WFH Sehari Mulai Digulirkan

Pemerintah menyiapkan skema kerja dari rumah satu hari dalam sepekan bagi ASN dan sektor tertentu, dengan pengecualian untuk layanan publik, industri, dan perdagangan, sebagai upaya efisiensi kerja sekaligus menekan konsumsi BBM pasca Lebaran 2026.

ESTORIA – Pemerintah sedang merumuskan secara matang kebijakan baru terkait penerapan sistem kerja dari rumah (work from home/WFH) selama satu hari dalam seminggu untuk sejumlah sektor usaha.

Skema ini tidak akan berlaku untuk semua bidang, karena ada kategori tertentu yang dinilai tidak memungkinkan menerapkan pola kerja jarak jauh, terutama sektor yang berhubungan langsung dengan pelayanan publik.

Menteri Koordinator Bidang Perekonomian, Airlangga Hartarto menjelaskan, bahwa kebijakan tersebut nantinya berlaku bagi aparatur sipil negara (ASN) serta dianjurkan untuk perusahaan swasta, khususnya yang tidak bergerak di sektor layanan publik.

“Rencana implementasi WFH ini dijadwalkan setelah periode libur Lebaran 2026,” tuturnya, Senin (23/3).

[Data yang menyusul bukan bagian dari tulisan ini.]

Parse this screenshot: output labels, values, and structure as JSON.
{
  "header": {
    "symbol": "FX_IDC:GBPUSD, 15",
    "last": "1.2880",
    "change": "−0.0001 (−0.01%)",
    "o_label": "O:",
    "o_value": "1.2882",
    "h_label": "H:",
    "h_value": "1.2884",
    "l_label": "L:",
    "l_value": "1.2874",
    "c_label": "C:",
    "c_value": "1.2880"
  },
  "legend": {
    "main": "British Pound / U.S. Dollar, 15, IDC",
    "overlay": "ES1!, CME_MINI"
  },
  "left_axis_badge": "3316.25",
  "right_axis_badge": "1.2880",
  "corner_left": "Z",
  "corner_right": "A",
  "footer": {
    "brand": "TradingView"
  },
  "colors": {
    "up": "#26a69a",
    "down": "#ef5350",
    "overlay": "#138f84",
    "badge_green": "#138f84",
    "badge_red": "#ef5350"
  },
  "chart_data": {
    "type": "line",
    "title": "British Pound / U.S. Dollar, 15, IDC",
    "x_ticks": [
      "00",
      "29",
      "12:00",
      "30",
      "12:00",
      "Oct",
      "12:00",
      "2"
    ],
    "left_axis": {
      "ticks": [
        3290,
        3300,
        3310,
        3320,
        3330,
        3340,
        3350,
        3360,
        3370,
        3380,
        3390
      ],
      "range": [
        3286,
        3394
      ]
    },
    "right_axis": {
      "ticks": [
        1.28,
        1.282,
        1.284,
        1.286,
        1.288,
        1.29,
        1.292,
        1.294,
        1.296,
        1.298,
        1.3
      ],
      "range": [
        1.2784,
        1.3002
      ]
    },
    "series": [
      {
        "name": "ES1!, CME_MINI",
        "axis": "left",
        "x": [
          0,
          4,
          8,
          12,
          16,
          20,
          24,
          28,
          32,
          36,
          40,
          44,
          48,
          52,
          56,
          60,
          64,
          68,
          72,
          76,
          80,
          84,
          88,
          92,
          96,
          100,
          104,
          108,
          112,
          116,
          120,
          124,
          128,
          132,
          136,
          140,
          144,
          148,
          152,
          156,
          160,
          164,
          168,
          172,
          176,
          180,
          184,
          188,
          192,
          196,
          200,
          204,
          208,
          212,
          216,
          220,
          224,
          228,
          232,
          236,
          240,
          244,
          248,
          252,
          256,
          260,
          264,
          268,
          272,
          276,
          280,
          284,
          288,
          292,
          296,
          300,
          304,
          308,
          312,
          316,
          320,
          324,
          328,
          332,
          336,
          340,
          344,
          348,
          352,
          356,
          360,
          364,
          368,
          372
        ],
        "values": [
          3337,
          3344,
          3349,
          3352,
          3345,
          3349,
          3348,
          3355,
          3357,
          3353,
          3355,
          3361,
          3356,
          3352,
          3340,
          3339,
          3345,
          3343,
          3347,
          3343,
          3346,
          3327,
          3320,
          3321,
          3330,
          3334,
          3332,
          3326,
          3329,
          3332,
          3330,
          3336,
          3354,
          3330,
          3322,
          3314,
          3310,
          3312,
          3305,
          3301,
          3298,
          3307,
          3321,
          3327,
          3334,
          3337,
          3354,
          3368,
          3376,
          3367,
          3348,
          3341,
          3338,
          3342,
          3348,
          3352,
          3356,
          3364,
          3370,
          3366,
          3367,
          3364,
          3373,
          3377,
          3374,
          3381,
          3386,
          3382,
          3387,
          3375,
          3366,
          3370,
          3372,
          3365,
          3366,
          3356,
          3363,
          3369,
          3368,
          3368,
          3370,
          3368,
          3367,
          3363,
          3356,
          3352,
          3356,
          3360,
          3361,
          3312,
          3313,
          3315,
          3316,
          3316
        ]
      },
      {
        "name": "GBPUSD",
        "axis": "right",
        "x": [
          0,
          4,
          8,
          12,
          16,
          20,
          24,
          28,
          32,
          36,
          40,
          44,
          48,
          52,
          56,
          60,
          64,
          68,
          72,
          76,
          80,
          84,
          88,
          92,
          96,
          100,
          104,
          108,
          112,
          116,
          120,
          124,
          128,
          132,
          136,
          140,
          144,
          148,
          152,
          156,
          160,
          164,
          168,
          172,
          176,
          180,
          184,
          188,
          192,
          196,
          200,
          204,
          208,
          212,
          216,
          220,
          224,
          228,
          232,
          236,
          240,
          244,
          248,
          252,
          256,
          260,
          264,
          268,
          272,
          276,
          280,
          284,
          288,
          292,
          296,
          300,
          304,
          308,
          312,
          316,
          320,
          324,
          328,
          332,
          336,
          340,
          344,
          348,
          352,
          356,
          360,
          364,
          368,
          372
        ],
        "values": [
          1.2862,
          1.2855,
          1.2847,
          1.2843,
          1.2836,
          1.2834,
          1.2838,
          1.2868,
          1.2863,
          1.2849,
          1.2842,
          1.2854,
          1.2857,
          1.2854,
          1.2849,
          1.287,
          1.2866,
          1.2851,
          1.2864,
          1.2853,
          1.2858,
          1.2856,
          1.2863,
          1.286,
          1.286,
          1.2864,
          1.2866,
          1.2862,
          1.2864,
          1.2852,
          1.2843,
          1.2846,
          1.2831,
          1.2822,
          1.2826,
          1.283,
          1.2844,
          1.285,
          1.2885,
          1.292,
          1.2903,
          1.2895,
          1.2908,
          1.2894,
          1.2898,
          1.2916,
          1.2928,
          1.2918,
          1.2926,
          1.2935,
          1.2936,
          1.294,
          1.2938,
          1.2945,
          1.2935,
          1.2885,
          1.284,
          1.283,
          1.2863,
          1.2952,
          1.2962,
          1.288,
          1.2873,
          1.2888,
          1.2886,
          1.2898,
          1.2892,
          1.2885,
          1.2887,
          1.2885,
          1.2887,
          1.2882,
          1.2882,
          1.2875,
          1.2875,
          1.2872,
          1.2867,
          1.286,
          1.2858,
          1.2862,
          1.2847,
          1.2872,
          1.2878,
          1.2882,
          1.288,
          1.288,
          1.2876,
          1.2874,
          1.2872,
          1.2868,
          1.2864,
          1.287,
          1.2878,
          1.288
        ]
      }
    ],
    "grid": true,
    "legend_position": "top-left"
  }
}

Saat ini, rincian teknisnya masih dalam tahap pembahasan oleh Kementerian Ketenagakerjaan dan Kementerian Dalam Negeri untuk memastikan mekanisme pelaksanaannya berjalan optimal.

Airlangga menegaskan, bahwa aturan tersebut akan diperinci lebih lanjut, namun pelaksanaannya dipastikan mulai digulirkan usai Lebaran.

Sementara itu, Menteri Sekretaris Negara, Prasetyo Hadi, menyebut kebijakan ini hanya akan diterapkan pada sektor usaha tertentu yang memungkinkan sistem kerja fleksibel.

Ia mencontohkan bahwa sektor pelayanan, industri, dan perdagangan kemungkinan besar tidak termasuk dalam cakupan kebijakan tersebut.

“Kebijakan WFH ini merupakan bagian dari arahan Presiden dalam sidang kabinet paripurna menjelang Lebaran 2026,” katanya.

Tujuannya adalah meningkatkan efisiensi dalam pola kerja sekaligus menekan konsumsi bahan bakar minyak (BBM), terutama di tengah meningkatnya ketegangan geopolitik di kawasan Timur Tengah yang melibatkan Iran, Amerika Serikat, dan Israel.

“Langkah ini menjadi bagian dari upaya bersama untuk mengoptimalkan cara kerja agar lebih hemat dan efisien,” terangnya.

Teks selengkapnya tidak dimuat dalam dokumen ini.